Wiebke: Wie hat dir das Buch gefallen?

Janine: Ich bin bei Biografien normalerweise skeptisch. Die meisten Autobiografien, die ich bisher kenne, lesen sich eher zäh, wegen der chronologischen Aneinanderreihung von Fakten und der Schönfärberei. Hier war es ganz anders. Es ist unterhaltsam und es liest sich als würde die Autorin einfach erzählen. Manchmal gab es kurze Wiederholungen, die Bezüge herstellten, um Zusammenhänge verständlich zu machen. Ich habe es sehr gerne gelesen.

Ich bin bei Biografien normalerweise skeptisch.

Janine

Wiebke: Durch ihre persönlichen Geschichten schildert Michelle Obama zeitgeschichtliche und gesellschaftliche Entwicklungen und gibt ihnen dadurch ein Gesicht. Sie stellt Begegnungen immer wieder in einen größeren Kontext.

Janine: Richtig, es gibt viele Themen, die indirekt mitschwingen. Daher musste ich regelmäßig Pausen machen, um Abstand zum Text zu gewinnen und zu realisieren, was sie neben der eigentlichen Geschichte noch auf einer anderen Ebene sagen möchte.

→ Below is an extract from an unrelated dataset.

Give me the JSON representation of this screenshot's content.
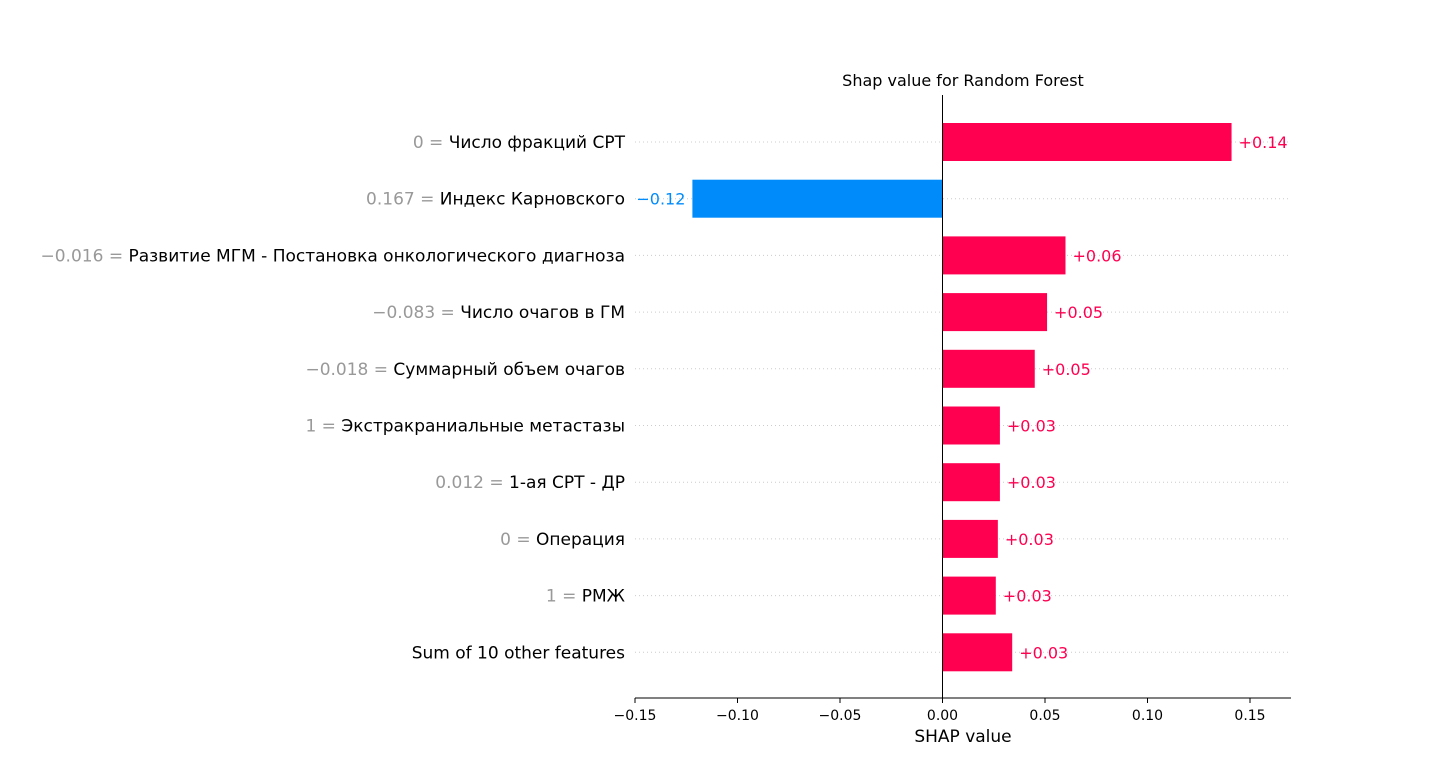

Wiebke: Du hast eben deine Vorbehalte gegenüber Autobiografien erwähnt. Auf dem deutschen Buchmarkt sind eher die Genres Biografie und Autobiografie üblich. Auf dem US-amerikanischen Markt ist wohl auch die Gattung „Memoir“ verbreitet. Dazu zählt dieses Buch. Memoiren zeichnen sich durch den erzählenden Stil aus und werden von Persönlichkeiten des öffentlichen Lebens geschrieben. Die Erzählung wird durch die soziale Rolle der Schreibenden geprägt. Die persönliche Geschichte ist also ein Instrument.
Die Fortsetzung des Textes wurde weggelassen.